I had heard him coming before I saw him. Huffing and puffing, rhythmically out of breath and out of sight, but nearing me as he ran to the top of the ridge. It was hard to tell what kind of runner he was, as his breathing provided no clue. The trail was so steep that his slow speed presented his silhouette like a rapid sunrise against the ridge line. First his head, ear buds included, then his shirtless, Bruce Lee looking upper body, giving way to his lower body.
Today was the first day where temperatures hit 70 degrees, so I was fully expecting to see him in shorts, but no. This mountain man was running in full length Carhartt trousers, and he was moving.
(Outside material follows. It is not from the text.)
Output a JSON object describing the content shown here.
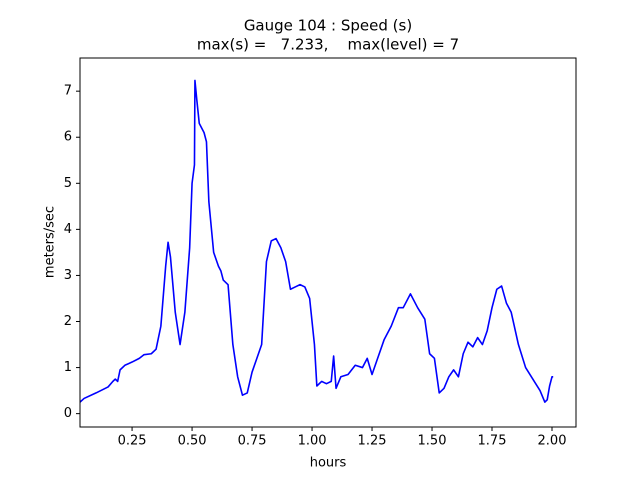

I gestured "peace", he gestured "hang loose", and we were both off in opposite directions. As I finished my loop, so to was Mark, as we passed one another again - "peace, hang loose".
Seeing Mark in his Carhartt's got me thinking how sometimes we get so caught up in "being a runner" and that camouflages what pure running is all about. Here was a guy out killing it, running and training for the pure sake of doing what he needed to do. It reminds me of Silvino, one of the Tarahumara runners we ran with in the Copper Canyon. Silvino marched to his own drum, always in back, wearing his jeans while all the other indians were in their native loin cloth skirts.
Who is Mark? Mark is a mountaineer. Mountaineers are some of the best runners you have never heard of. In fact, back in 2012, super stud, Killian Jornet came to Jackson to run the Grand Teton, breaking the Fastest Known Time record. One week later, a local climbing guide laced them up and broke Killian's record.
Mark, I am sure will be back at it tomorrow, doing loops and ascents all over the Snow King trails in prep for his next adventure. And maybe one day I might just see him in shorts, but then again, maybe I should try Carhartts.